她的提議不錯, 但有改進的餘地, 宋夢圓說:“不如我們來問對方一個問題,答不上來就算身份可疑, 怎麽樣?”

“OK。”

宋夢圓先提問:“齊冶的父母是誰,能說出名字和年齡,長相特色嗎?要說中文,不能說英文名。”

“西比拉的父親叫齊切雲, 49歲, 身高6.2英尺, 母親叫秦順之, 48歲,身高5.4英尺。他們都長得很漂亮。”

蘇珊娜說到兩人名字時, 發音有點怪,但已足夠,年齡和身高都對得上。宋夢圓點了點頭。於是蘇珊娜便反問她:“你知道西比拉在哪兒出生, 在哪個學校取得博士學位?拿到學位的論文標題是什麽?”

“她是在德國慕尼黑出生的, 在莫斯科大學拿到的學位。
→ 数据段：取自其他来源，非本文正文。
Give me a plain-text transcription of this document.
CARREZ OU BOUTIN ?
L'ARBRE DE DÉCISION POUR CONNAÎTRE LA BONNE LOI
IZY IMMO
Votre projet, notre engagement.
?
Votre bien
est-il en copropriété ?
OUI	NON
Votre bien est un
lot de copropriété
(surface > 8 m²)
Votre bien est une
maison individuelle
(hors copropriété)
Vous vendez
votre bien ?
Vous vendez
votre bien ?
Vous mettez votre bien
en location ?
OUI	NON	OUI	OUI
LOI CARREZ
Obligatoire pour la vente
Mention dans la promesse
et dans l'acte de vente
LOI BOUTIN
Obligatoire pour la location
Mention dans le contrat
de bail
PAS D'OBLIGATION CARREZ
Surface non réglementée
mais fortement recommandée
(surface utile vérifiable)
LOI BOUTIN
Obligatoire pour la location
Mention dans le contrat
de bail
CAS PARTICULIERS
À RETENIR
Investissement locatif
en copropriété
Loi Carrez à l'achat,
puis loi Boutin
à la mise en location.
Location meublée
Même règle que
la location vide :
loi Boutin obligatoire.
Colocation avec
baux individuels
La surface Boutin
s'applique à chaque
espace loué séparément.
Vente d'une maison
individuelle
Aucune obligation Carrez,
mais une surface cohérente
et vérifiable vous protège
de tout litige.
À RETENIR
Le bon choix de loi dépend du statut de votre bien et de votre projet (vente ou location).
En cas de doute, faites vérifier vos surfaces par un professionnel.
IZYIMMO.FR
”宋夢圓卡殼了,她真記不住那個覆雜的標題,糾結了片刻, 才緩緩地說, “我不懂數學, 記不住那麽覆雜的東西,只記得齊冶說那是數論有關的內容。”

“OK, 就當你全說對了吧。”蘇珊娜雙手插兜,“那麽你可以告訴我,你為什麽要找西比拉嗎?”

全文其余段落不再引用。